Gökyüzü kızıl renge bürünmüş, bir annenin bebeğini doğum sürecinde yaşadığı acı sonrasında hissettiği umutla her bir ışık huzmesi bulutların arasından yer yüzüne süzülmeye başlamıştı. Hava bugün kapalı olacağa benziyordu. İstediğim şey bir an evvel evime gitmek ve tüm bu olanları etraflıca düşünmekti. Ya Efkan bana yalan söylemişse her şey hakkında, ya bana zarar vermek gibi kötü bir amacı varsa ve bunu yavaşça yapmayı amaçlıyorsa, her şey bir tesadüften ibaret değilse?. Zihnime hücum eden düşünceler daha fazla düşünmeye devam edersem bana kafayı yedirtecekti. Bu sebepten ötürü oturduğum veya yattığım koltuktan kalkıp birkaç esneme hareketi yaptım. Bir bardak su içersem daha iyi olacaktım.
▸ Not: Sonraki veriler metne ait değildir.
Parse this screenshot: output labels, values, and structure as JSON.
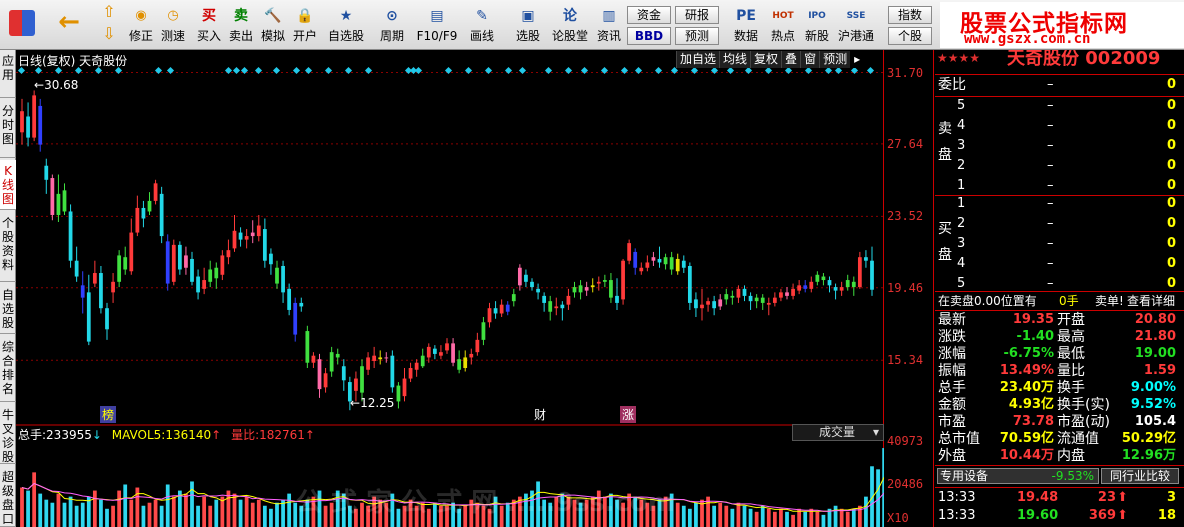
{
  "toolbar": {
    "items": [
      {
        "label": "买入",
        "icon": "买",
        "name": "buy-button",
        "color": "#d00000"
      },
      {
        "label": "卖出",
        "icon": "卖",
        "name": "sell-button",
        "color": "#008000"
      },
      {
        "label": "模拟",
        "icon": "🔨",
        "name": "simulate-button",
        "color": "#804000"
      },
      {
        "label": "开户",
        "icon": "🔒",
        "name": "open-account-button",
        "color": "#606060"
      },
      {
        "label": "自选股",
        "icon": "★",
        "name": "watchlist-button",
        "color": "#2050a0"
      },
      {
        "label": "周期",
        "icon": "⊙",
        "name": "period-button",
        "color": "#2050a0"
      },
      {
        "label": "F10/F9",
        "icon": "▤",
        "name": "f10-button",
        "color": "#2050a0"
      },
      {
        "label": "画线",
        "icon": "✎",
        "name": "draw-line-button",
        "color": "#2050a0"
      },
      {
        "label": "选股",
        "icon": "▣",
        "name": "stock-select-button",
        "color": "#2050a0"
      },
      {
        "label": "论股堂",
        "icon": "论",
        "name": "forum-button",
        "color": "#2050a0"
      },
      {
        "label": "资讯",
        "icon": "▥",
        "name": "news-button",
        "color": "#2050a0"
      },
      {
        "label": "数据",
        "icon": "PE",
        "name": "data-button",
        "color": "#2050a0"
      },
      {
        "label": "热点",
        "icon": "HOT",
        "name": "hot-button",
        "color": "#c03000"
      },
      {
        "label": "新股",
        "icon": "IPO",
        "name": "ipo-button",
        "color": "#2050a0"
      },
      {
        "label": "沪港通",
        "icon": "SSE",
        "name": "hk-connect-button",
        "color": "#2050a0"
      }
    ],
    "nav": {
      "back": "←",
      "up": "⇧",
      "down": "⇩",
      "fix_label": "修正",
      "test_label": "测速"
    },
    "small_buttons": {
      "fund": "资金",
      "research": "研报",
      "bbd": "BBD",
      "forecast": "预测",
      "index": "指数",
      "full": "全",
      "individual": "个股",
      "board": "板"
    }
  },
  "logo": {
    "line1": "股票公式指标网",
    "line2": "www.gszx.com.cn"
  },
  "side_tabs": [
    "应用",
    "分时图",
    "K线图",
    "个股资料",
    "自选股",
    "综合排名",
    "牛叉诊股",
    "超级盘口"
  ],
  "chart": {
    "title": "日线(复权)  天奇股份",
    "menu": [
      "加自选",
      "均线",
      "复权",
      "叠",
      "窗",
      "预测"
    ],
    "max_marker": "30.68",
    "min_marker": "12.25",
    "event_tags": [
      "榜",
      "财",
      "涨"
    ],
    "vol_header": {
      "total_label": "总手:",
      "total": "233955",
      "mavol_label": "MAVOL5:",
      "mavol": "136140",
      "ratio_label": "量比:",
      "ratio": "182761"
    },
    "vol_selector": "成交量",
    "watermark": "公  式  家  公  式  网  .....9ss.com"
  },
  "price_axis": [
    "31.70",
    "27.64",
    "23.52",
    "19.46",
    "15.34"
  ],
  "vol_axis": [
    "40973",
    "20486",
    "X10"
  ],
  "chart_data": {
    "type": "candlestick",
    "title": "日线(复权)  天奇股份",
    "ylim": [
      12.0,
      31.9
    ],
    "candles": [
      [
        28.3,
        29.5,
        27.6,
        30.2
      ],
      [
        29.2,
        28.0,
        27.5,
        30.0
      ],
      [
        28.0,
        30.4,
        27.8,
        30.68
      ],
      [
        29.8,
        27.6,
        27.2,
        30.2
      ],
      [
        26.4,
        25.6,
        24.8,
        26.8
      ],
      [
        25.7,
        23.6,
        23.3,
        25.9
      ],
      [
        23.6,
        24.8,
        23.2,
        25.9
      ],
      [
        25.0,
        23.8,
        23.6,
        25.4
      ],
      [
        23.8,
        21.0,
        20.6,
        24.2
      ],
      [
        21.0,
        20.1,
        19.8,
        21.8
      ],
      [
        19.6,
        18.9,
        18.0,
        20.4
      ],
      [
        19.2,
        16.4,
        16.2,
        20.2
      ],
      [
        19.7,
        20.3,
        19.5,
        21.0
      ],
      [
        20.3,
        18.3,
        18.0,
        20.7
      ],
      [
        18.3,
        17.1,
        16.5,
        18.6
      ],
      [
        19.2,
        19.8,
        18.6,
        20.3
      ],
      [
        19.8,
        21.3,
        19.5,
        21.6
      ],
      [
        21.2,
        20.5,
        20.2,
        21.8
      ],
      [
        20.4,
        22.6,
        20.2,
        23.4
      ],
      [
        22.6,
        24.0,
        22.4,
        24.7
      ],
      [
        24.0,
        23.4,
        22.9,
        24.4
      ],
      [
        23.8,
        24.4,
        23.6,
        24.9
      ],
      [
        24.4,
        25.4,
        24.2,
        25.6
      ],
      [
        24.8,
        22.4,
        22.0,
        25.2
      ],
      [
        22.1,
        19.7,
        19.3,
        22.5
      ],
      [
        19.8,
        21.9,
        19.6,
        22.2
      ],
      [
        21.9,
        20.5,
        20.2,
        22.1
      ],
      [
        20.6,
        21.3,
        20.2,
        21.8
      ],
      [
        21.1,
        19.8,
        19.6,
        21.5
      ],
      [
        20.1,
        19.2,
        18.8,
        20.5
      ],
      [
        19.4,
        19.9,
        19.1,
        20.6
      ],
      [
        19.8,
        20.5,
        19.5,
        21.0
      ],
      [
        20.6,
        20.0,
        19.4,
        20.9
      ],
      [
        20.2,
        21.3,
        19.9,
        21.6
      ],
      [
        21.2,
        21.6,
        20.8,
        22.2
      ],
      [
        21.7,
        22.7,
        21.5,
        23.6
      ],
      [
        22.6,
        22.2,
        21.8,
        22.9
      ],
      [
        22.2,
        22.4,
        21.7,
        22.8
      ],
      [
        22.4,
        22.6,
        22.0,
        23.3
      ],
      [
        22.4,
        23.0,
        22.1,
        23.6
      ],
      [
        22.8,
        21.0,
        20.6,
        23.4
      ],
      [
        21.4,
        20.8,
        20.2,
        21.7
      ],
      [
        20.6,
        19.7,
        19.4,
        21.0
      ],
      [
        20.7,
        19.2,
        18.6,
        21.0
      ],
      [
        19.4,
        18.2,
        17.9,
        19.7
      ],
      [
        18.6,
        16.8,
        16.4,
        18.9
      ],
      [
        18.6,
        18.4,
        18.1,
        18.9
      ],
      [
        17.0,
        15.2,
        14.9,
        17.3
      ],
      [
        15.2,
        15.6,
        14.9,
        15.8
      ],
      [
        15.4,
        13.7,
        13.2,
        15.7
      ],
      [
        13.8,
        14.6,
        13.5,
        14.9
      ],
      [
        14.7,
        15.8,
        14.4,
        16.1
      ],
      [
        15.7,
        15.5,
        15.1,
        16.0
      ],
      [
        15.0,
        14.2,
        13.6,
        15.4
      ],
      [
        14.1,
        13.0,
        12.5,
        14.4
      ],
      [
        13.6,
        14.3,
        13.0,
        14.7
      ],
      [
        13.5,
        15.0,
        13.0,
        15.4
      ],
      [
        14.8,
        15.5,
        14.5,
        15.8
      ],
      [
        15.3,
        15.6,
        14.9,
        16.1
      ],
      [
        15.4,
        15.5,
        15.1,
        15.9
      ],
      [
        15.5,
        15.5,
        15.2,
        15.8
      ],
      [
        15.6,
        13.8,
        13.5,
        15.9
      ],
      [
        13.9,
        13.0,
        12.6,
        14.1
      ],
      [
        13.3,
        14.3,
        13.0,
        14.9
      ],
      [
        14.3,
        14.9,
        14.1,
        15.2
      ],
      [
        14.8,
        15.2,
        14.4,
        15.4
      ],
      [
        15.0,
        15.6,
        14.9,
        16.0
      ],
      [
        15.5,
        16.1,
        15.2,
        16.3
      ],
      [
        16.0,
        15.7,
        15.4,
        16.2
      ],
      [
        15.6,
        15.8,
        15.4,
        16.2
      ],
      [
        15.9,
        16.3,
        15.7,
        16.6
      ],
      [
        16.3,
        15.2,
        15.0,
        16.6
      ],
      [
        15.4,
        14.8,
        14.6,
        15.9
      ],
      [
        14.9,
        15.5,
        14.7,
        15.9
      ],
      [
        15.5,
        15.7,
        15.1,
        16.0
      ],
      [
        15.8,
        16.5,
        15.6,
        16.9
      ],
      [
        16.5,
        17.5,
        16.2,
        17.8
      ],
      [
        17.5,
        18.3,
        17.2,
        18.6
      ],
      [
        18.3,
        18.0,
        17.7,
        18.7
      ],
      [
        18.0,
        18.5,
        17.8,
        18.8
      ],
      [
        18.5,
        18.1,
        17.9,
        18.7
      ],
      [
        18.7,
        19.1,
        18.4,
        19.4
      ],
      [
        19.6,
        20.6,
        19.3,
        20.8
      ],
      [
        20.2,
        19.8,
        19.5,
        20.5
      ],
      [
        19.8,
        19.5,
        19.3,
        20.0
      ],
      [
        19.4,
        19.2,
        18.8,
        19.7
      ],
      [
        19.0,
        18.6,
        18.1,
        19.2
      ],
      [
        18.7,
        18.1,
        17.6,
        19.0
      ],
      [
        18.3,
        18.4,
        17.9,
        18.9
      ],
      [
        18.5,
        18.3,
        17.6,
        18.7
      ],
      [
        18.5,
        19.0,
        18.2,
        19.4
      ],
      [
        19.2,
        19.5,
        18.9,
        19.8
      ],
      [
        19.6,
        19.2,
        18.8,
        19.9
      ],
      [
        19.3,
        19.5,
        19.0,
        19.8
      ],
      [
        19.5,
        19.6,
        19.2,
        20.0
      ],
      [
        19.7,
        19.8,
        19.3,
        20.1
      ],
      [
        19.8,
        19.9,
        19.5,
        20.2
      ],
      [
        19.9,
        18.9,
        18.6,
        20.3
      ],
      [
        19.0,
        18.6,
        18.2,
        20.0
      ],
      [
        18.8,
        21.0,
        18.5,
        21.1
      ],
      [
        21.0,
        22.0,
        20.8,
        22.2
      ],
      [
        21.5,
        20.6,
        20.2,
        21.7
      ],
      [
        20.4,
        20.6,
        20.2,
        20.9
      ],
      [
        20.6,
        20.9,
        20.4,
        21.3
      ],
      [
        21.0,
        21.2,
        20.7,
        21.5
      ],
      [
        21.1,
        20.9,
        20.6,
        21.8
      ],
      [
        20.8,
        21.2,
        20.5,
        21.4
      ],
      [
        21.2,
        20.5,
        20.2,
        21.5
      ],
      [
        20.4,
        21.1,
        20.2,
        21.4
      ],
      [
        21.0,
        20.6,
        20.3,
        21.3
      ],
      [
        20.7,
        18.6,
        18.2,
        20.9
      ],
      [
        18.8,
        18.3,
        17.8,
        19.2
      ],
      [
        18.3,
        18.5,
        17.6,
        19.4
      ],
      [
        18.5,
        18.7,
        18.1,
        18.9
      ],
      [
        18.7,
        18.3,
        17.9,
        19.0
      ],
      [
        18.4,
        18.8,
        18.2,
        19.1
      ],
      [
        18.8,
        19.1,
        18.5,
        19.4
      ],
      [
        19.0,
        18.9,
        18.5,
        19.3
      ],
      [
        18.9,
        19.4,
        18.6,
        19.6
      ],
      [
        19.4,
        19.0,
        18.7,
        19.6
      ],
      [
        19.0,
        18.7,
        18.2,
        19.2
      ],
      [
        18.7,
        18.9,
        18.3,
        19.1
      ],
      [
        18.9,
        18.6,
        18.2,
        19.1
      ],
      [
        18.5,
        18.6,
        17.9,
        18.9
      ],
      [
        18.6,
        18.9,
        18.4,
        19.2
      ],
      [
        18.9,
        19.2,
        18.7,
        19.4
      ],
      [
        19.2,
        19.0,
        18.8,
        19.5
      ],
      [
        19.0,
        19.4,
        18.8,
        19.7
      ],
      [
        19.3,
        19.6,
        19.1,
        19.9
      ],
      [
        19.6,
        19.4,
        19.2,
        19.9
      ],
      [
        19.4,
        19.8,
        19.2,
        20.1
      ],
      [
        19.8,
        20.2,
        19.6,
        20.4
      ],
      [
        20.1,
        19.9,
        19.6,
        20.3
      ],
      [
        19.9,
        19.6,
        19.2,
        20.1
      ],
      [
        19.5,
        19.3,
        18.8,
        19.7
      ],
      [
        19.3,
        19.5,
        19.0,
        19.8
      ],
      [
        19.5,
        19.9,
        19.3,
        20.2
      ],
      [
        19.8,
        19.5,
        19.0,
        20.1
      ],
      [
        19.5,
        21.2,
        19.4,
        21.5
      ],
      [
        21.2,
        21.0,
        20.6,
        21.6
      ],
      [
        21.0,
        19.35,
        19.0,
        21.8
      ]
    ],
    "volumes": [
      26,
      24,
      36,
      22,
      18,
      16,
      22,
      16,
      20,
      14,
      16,
      20,
      24,
      18,
      12,
      14,
      24,
      28,
      18,
      26,
      14,
      16,
      18,
      14,
      28,
      20,
      24,
      22,
      30,
      14,
      20,
      14,
      18,
      20,
      24,
      22,
      18,
      20,
      16,
      18,
      14,
      12,
      16,
      18,
      22,
      16,
      14,
      18,
      20,
      24,
      14,
      16,
      24,
      22,
      14,
      12,
      16,
      14,
      20,
      18,
      16,
      22,
      12,
      14,
      18,
      14,
      16,
      12,
      16,
      14,
      14,
      16,
      12,
      14,
      18,
      16,
      14,
      12,
      20,
      14,
      16,
      18,
      20,
      22,
      24,
      30,
      18,
      16,
      20,
      22,
      20,
      18,
      16,
      18,
      20,
      24,
      20,
      22,
      18,
      16,
      22,
      20,
      18,
      16,
      14,
      18,
      20,
      22,
      16,
      14,
      12,
      16,
      18,
      20,
      14,
      16,
      14,
      12,
      16,
      14,
      12,
      10,
      14,
      12,
      10,
      12,
      10,
      8,
      12,
      10,
      12,
      10,
      8,
      12,
      14,
      12,
      10,
      12,
      14,
      20,
      40,
      38,
      52,
      36
    ]
  },
  "quote": {
    "name": "天奇股份  002009",
    "weibi_label": "委比",
    "weibi_val": "–",
    "weibi_num": "0",
    "sell_label": "卖盘",
    "buy_label": "买盘",
    "sell": [
      [
        "5",
        "–",
        "0"
      ],
      [
        "4",
        "–",
        "0"
      ],
      [
        "3",
        "–",
        "0"
      ],
      [
        "2",
        "–",
        "0"
      ],
      [
        "1",
        "–",
        "0"
      ]
    ],
    "buy": [
      [
        "1",
        "–",
        "0"
      ],
      [
        "2",
        "–",
        "0"
      ],
      [
        "3",
        "–",
        "0"
      ],
      [
        "4",
        "–",
        "0"
      ],
      [
        "5",
        "–",
        "0"
      ]
    ],
    "status": "在卖盘0.00位置有",
    "status_val": "0手",
    "single": "卖单!",
    "detail": "查看详细",
    "rows": [
      [
        "最新",
        "19.35",
        "开盘",
        "20.80"
      ],
      [
        "涨跌",
        "-1.40",
        "最高",
        "21.80"
      ],
      [
        "涨幅",
        "-6.75%",
        "最低",
        "19.00"
      ],
      [
        "振幅",
        "13.49%",
        "量比",
        "1.59"
      ],
      [
        "总手",
        "23.40万",
        "换手",
        "9.00%"
      ],
      [
        "金额",
        "4.93亿",
        "换手(实)",
        "9.52%"
      ],
      [
        "市盈",
        "73.78",
        "市盈(动)",
        "105.4"
      ],
      [
        "总市值",
        "70.59亿",
        "流通值",
        "50.29亿"
      ],
      [
        "外盘",
        "10.44万",
        "内盘",
        "12.96万"
      ]
    ],
    "tab1": "专用设备",
    "tab1_val": "-9.53%",
    "tab2": "同行业比较",
    "ticks": [
      [
        "13:33",
        "19.48",
        "23",
        "3"
      ],
      [
        "13:33",
        "19.60",
        "369",
        "18"
      ]
    ]
  },
  "colors": {
    "up": "#ff3a3a",
    "down": "#22d8e8",
    "grid": "#8b0000"
  }
}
Mutfağa gitmek üzere odadan çıktığımda battaniyenin altında sıcacık olan bedenim titremeye başlamıştı. Ev şu an benim için oldukça soğuk bir durumdaydı. Titreyen ellerime olabilidiğince mukayyet olup bir bardak suyu köşedeki taburenin üzerinde içtim. Umarım böyle bir ortamdan hasta olmadan ve gitmeyi başarabilirdim. Saatlerdir stres altında olmam, tüm gün boyunca yalnızca küçük bir ekmek arası yememle birleşip mideme bir savaş açmış gibiydi ve muhtemelen de reflü ilacımı içmeden de kendime gelemeyecektim. Derin nefesler eşliğinde karanlık koridora çıktığımda şiddetli bir çarpışma ile karşı karşıya kaldım. Zaten halsiz olan vücudum bu darbeyle beraber yerle bir oldu.
"Kolum!." Ters bir şekilde kolumun üzerine düştüğümde acıdan dolayı gözlerimin karardığını hissettim.
"Toprak, Toprak iyi misin?. Gözlerini aç haydi." Efkan'ın sesi derinlerden geliyordu ve benim yapabildiğim tek şey inleyebilmekti.
"Kolum, koluma bir şey oldu." Sol gözümden akıp giden yaşla beraber araladım gözlerimi. Kolum kırılmışcasına ağrıyordu. Ağrı saniyeler geçtikçe şiddetini arttıyor, ağlamamak için kendimi zor tutuyordum.
"Ayağa kalkabilecek misin?." Görüş açım birçok renkli cisimle doluyken Efkan'ın yüz hatlarını bile rahatça göremiyordum.
"Hayır, gözlerim kararıyor. Sen kaldır beni sana yaslanarak yürüyebilirim. Lütfen koluma dikkat et çok acıyor." Bir kolunu ensemin altından, diğer kolunu bacaklarımın altından geçiren Efkan'a itiraz etmeye dahi mecalim olmadığı için hiçbir şey söyleyemedim. Gittikçe şiddetlenen ağrı gözlerimden dökülen yaşların sayısını arttıyordu. Ben bu sahneyi daha önce çocukluğumda da yaşamıştım fakat o zaman yanımda babam vardı ve işler daha babam yanımdayken daha kolay ilerliyordu.
"Efkan daha öncesinde kırılmış olan kolumun üzerine düştüm. Kemiklerim çok hassastır muhtemelen kırılmıştır. Lütfen beni hastaneye götür."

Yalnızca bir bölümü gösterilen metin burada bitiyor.